Rousseff broke down in tears at one point, prompting the audience to offer a standing ovation in solidarity. The presentation made for a sharp contrast with President Obama's breezy remarks about American torture during a press conference in August. Obama made no reference to the fact that torture is blatantly illegal, sympathized with its perpetrators, and topped it off with an instantly infamous whitewash of war crimes: "We tortured some folks."
The reason for the divergence is obvious: Rousseff was herself tortured in the 1970s, when she was a Marxist guerrilla fighting the Brazilian dictatorship. Obama is doubtless a tough person. But I do not for a moment believe he would be so infuriatingly blasé about torture if he had been electrocuted, or had his teeth punched out, or had been strung up on the pau de arara.
Of course, it is not necessary to be tortured oneself to realize that torture is a great and monstrous evil (not to mention a complete disaster for intelligence collection). But it does take a degree of moral seriousness and political courage, both of which have been utterly absent from the president on this issue. By letting torturers completely off the hook for grotesque, Idi Amin–esque crimes, Obama has damaged the country and poisoned his legacy.
It didn't start out this way. On the second day of his presidency, he signed executive orders mandating that all interrogations should follow the Army Field Manual, thus effectively banning the Bush torture program. But in early 2009, the administration confirmed it would prosecute no one at the CIA, and in August 2012 Attorney General Eric Holder said the Justice Department would prosecute no one at all.
This was obviously a political decision. Individual CIA officers argued that they were following instructions from the top, and had legal authorization in the form of executive orders and memos from the Justice Department's Office of Legal Counsel. It does seem pretty unfair to prosecute the grunts actually carrying out the rapes and beatings, while leaving the legal hacks and their political masters alone.
But if Obama had decided to prosecute the top officials, it would have been a colossal political scandal. The rot went all the way to the top. It would have meant indicting George W. Bush, Dick Cheney, Donald Rumsfeld, Condoleezza Rice, and likely dozens of other Bush insiders. It would have been a political scandal without precedent. It would have consumed Obama's presidency.

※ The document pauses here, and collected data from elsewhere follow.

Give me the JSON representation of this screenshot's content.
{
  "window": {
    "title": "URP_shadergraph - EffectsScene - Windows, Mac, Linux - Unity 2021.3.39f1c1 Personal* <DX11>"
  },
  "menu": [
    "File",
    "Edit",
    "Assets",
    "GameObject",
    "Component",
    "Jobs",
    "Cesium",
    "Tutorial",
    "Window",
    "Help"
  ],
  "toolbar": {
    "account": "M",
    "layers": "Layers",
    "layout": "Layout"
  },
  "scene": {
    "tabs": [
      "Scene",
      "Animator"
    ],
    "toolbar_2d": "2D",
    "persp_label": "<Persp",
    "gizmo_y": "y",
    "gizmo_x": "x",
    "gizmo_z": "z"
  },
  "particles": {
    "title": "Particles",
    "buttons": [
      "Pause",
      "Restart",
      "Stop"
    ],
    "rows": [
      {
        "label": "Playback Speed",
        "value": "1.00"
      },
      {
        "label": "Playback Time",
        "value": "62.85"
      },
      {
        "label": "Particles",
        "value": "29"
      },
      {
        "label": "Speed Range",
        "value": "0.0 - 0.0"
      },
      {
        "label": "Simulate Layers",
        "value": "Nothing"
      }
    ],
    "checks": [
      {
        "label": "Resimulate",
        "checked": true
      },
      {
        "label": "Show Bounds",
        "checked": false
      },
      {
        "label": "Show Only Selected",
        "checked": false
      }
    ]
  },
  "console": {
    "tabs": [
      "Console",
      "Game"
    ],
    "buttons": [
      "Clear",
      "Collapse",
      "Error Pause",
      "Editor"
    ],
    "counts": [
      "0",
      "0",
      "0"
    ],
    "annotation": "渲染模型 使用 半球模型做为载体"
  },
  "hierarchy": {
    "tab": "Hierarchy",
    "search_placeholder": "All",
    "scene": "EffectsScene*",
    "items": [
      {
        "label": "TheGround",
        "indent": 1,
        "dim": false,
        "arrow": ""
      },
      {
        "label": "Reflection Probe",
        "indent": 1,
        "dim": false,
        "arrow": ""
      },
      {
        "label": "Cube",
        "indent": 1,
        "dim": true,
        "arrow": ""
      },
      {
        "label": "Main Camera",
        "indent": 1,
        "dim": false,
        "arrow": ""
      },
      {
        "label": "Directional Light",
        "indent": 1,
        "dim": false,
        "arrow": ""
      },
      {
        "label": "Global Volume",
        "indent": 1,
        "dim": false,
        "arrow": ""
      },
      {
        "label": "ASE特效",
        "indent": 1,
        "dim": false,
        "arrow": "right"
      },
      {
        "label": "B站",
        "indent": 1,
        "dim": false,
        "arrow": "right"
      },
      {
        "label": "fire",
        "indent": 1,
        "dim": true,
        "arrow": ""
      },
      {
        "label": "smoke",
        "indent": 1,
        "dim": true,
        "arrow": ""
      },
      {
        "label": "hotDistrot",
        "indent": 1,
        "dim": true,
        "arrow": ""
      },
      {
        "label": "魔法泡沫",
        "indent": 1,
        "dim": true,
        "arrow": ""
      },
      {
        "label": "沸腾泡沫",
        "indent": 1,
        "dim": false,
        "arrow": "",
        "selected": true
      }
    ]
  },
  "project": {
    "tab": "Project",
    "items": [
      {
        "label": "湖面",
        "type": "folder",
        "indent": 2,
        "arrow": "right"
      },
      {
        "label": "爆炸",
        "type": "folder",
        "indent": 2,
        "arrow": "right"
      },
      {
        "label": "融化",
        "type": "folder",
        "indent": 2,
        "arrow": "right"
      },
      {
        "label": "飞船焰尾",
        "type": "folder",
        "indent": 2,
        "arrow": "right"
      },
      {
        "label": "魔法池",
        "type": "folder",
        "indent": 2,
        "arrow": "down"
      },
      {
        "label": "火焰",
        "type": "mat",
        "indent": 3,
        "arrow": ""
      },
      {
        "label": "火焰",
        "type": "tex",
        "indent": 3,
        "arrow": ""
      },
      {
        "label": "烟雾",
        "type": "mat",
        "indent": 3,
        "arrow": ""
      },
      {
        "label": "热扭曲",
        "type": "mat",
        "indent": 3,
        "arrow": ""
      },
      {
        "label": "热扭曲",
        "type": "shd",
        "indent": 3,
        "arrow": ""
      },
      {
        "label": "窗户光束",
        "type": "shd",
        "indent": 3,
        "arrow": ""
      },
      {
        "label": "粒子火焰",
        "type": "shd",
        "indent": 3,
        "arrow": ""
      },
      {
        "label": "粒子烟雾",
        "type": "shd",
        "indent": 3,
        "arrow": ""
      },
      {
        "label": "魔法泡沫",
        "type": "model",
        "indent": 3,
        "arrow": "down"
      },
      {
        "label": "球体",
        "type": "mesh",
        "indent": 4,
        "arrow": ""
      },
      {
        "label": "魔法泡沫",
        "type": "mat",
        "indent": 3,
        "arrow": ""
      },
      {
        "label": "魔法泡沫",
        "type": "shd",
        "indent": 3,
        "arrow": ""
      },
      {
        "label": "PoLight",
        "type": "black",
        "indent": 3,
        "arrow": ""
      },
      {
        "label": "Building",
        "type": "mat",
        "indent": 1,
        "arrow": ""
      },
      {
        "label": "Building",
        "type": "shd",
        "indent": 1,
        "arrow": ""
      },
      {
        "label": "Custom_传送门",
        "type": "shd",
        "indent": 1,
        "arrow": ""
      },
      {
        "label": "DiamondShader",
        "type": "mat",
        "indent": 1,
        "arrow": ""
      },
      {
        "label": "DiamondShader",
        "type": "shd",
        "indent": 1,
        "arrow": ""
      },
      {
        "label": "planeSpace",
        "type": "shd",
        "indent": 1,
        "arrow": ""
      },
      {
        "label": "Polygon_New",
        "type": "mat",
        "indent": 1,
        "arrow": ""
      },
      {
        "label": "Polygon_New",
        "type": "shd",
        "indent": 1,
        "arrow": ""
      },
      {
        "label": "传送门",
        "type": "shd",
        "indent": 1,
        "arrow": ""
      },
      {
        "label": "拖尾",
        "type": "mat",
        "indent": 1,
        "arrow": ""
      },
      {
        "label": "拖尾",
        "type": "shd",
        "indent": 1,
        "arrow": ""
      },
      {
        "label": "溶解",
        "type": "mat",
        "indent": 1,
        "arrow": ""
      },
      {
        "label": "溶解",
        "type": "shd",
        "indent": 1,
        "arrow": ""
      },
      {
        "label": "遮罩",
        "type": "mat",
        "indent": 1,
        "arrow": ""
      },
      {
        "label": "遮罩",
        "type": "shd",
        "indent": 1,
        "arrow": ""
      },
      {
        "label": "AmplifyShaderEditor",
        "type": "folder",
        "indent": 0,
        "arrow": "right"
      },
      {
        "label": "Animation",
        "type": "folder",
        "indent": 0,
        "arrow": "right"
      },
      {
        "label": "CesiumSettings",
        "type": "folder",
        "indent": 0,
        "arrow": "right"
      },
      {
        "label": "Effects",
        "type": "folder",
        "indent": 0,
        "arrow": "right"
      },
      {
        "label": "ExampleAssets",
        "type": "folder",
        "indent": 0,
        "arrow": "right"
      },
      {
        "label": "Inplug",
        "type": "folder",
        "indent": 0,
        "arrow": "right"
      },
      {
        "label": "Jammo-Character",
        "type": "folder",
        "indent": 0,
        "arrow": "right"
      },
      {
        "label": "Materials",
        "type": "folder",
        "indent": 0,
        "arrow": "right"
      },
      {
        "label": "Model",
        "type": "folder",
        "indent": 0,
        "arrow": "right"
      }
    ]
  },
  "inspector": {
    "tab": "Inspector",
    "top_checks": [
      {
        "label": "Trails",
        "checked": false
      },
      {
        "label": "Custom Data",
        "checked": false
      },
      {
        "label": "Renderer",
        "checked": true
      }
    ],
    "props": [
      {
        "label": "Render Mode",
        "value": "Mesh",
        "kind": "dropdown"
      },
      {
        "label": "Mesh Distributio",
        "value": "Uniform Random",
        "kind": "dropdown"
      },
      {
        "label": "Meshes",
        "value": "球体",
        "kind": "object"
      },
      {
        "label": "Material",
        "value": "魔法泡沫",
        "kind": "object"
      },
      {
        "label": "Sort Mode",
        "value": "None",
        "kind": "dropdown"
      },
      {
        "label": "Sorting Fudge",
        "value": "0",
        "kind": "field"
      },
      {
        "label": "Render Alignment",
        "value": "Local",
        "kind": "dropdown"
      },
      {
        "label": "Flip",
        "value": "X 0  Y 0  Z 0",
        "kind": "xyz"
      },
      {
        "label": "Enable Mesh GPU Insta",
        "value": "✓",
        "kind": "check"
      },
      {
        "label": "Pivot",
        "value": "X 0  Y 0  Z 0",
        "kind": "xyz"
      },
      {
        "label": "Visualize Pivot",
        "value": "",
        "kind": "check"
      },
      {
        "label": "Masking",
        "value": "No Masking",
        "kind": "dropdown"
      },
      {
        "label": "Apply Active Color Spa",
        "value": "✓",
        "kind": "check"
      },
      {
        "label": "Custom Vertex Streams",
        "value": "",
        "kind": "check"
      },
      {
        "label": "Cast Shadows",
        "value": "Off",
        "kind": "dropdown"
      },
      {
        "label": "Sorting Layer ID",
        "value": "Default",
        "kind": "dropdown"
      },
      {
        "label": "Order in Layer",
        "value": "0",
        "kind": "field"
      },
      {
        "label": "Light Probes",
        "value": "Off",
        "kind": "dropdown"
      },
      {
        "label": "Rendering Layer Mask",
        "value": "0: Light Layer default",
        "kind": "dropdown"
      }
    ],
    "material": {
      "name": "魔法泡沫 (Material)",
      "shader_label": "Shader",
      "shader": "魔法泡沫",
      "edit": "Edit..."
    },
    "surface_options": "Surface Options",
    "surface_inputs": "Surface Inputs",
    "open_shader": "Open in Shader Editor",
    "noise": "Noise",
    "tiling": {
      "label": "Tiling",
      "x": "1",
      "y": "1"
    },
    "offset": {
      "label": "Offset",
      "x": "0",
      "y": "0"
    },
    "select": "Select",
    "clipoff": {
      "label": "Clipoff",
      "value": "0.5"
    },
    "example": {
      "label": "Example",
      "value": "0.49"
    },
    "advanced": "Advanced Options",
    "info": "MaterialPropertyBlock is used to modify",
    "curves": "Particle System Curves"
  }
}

Obama apparently concluded that it wasn't worth the trouble, and that simply putting it all behind us was the best move. But here's the thing about horrifying atrocities: they tend to be hard to forget.
There was an alternative, though. A blue-ribbon commission with bipartisan opponents of torture (Sens. John McCain and Mark Udall, for starters), granted the authority to hand out pardons to anyone willing to testify, but armed with a special prosecutor to threaten to indict those who did not. This arrangement could have threaded the needle, much as South Africa's Truth and Reconciliation Commission helped the country confront its grim Apartheid past without breaking its new political system.
A war crimes tribunal would have been preferable. But a commission of some sort would have been better than nothing. What the Senate Intelligence Committee did was a mere exercise of its oversight duties. Indeed, we arguably have the worst of all possible worlds: explicit acknowledgment that a conspiracy to conduct illegal torture was carried out at the very highest levels of government, and equally explicit acknowledgment that nobody will be prosecuted for terrible crimes. The message is that the CIA is above the law.
If Obama paid closer attention to Brazil, he might be a tad more concerned. Despite many reforms and hard work, torture is still a major problem in Brazil, because it's very hard to eradicate once it gets going.
If torture becomes established in the American national security apparatus, Obama will be portrayed as a major villain in textbooks of the future. Dick Cheney brought torture into the American fold. But Obama, through inaction and cowardice, allowed it to remain there.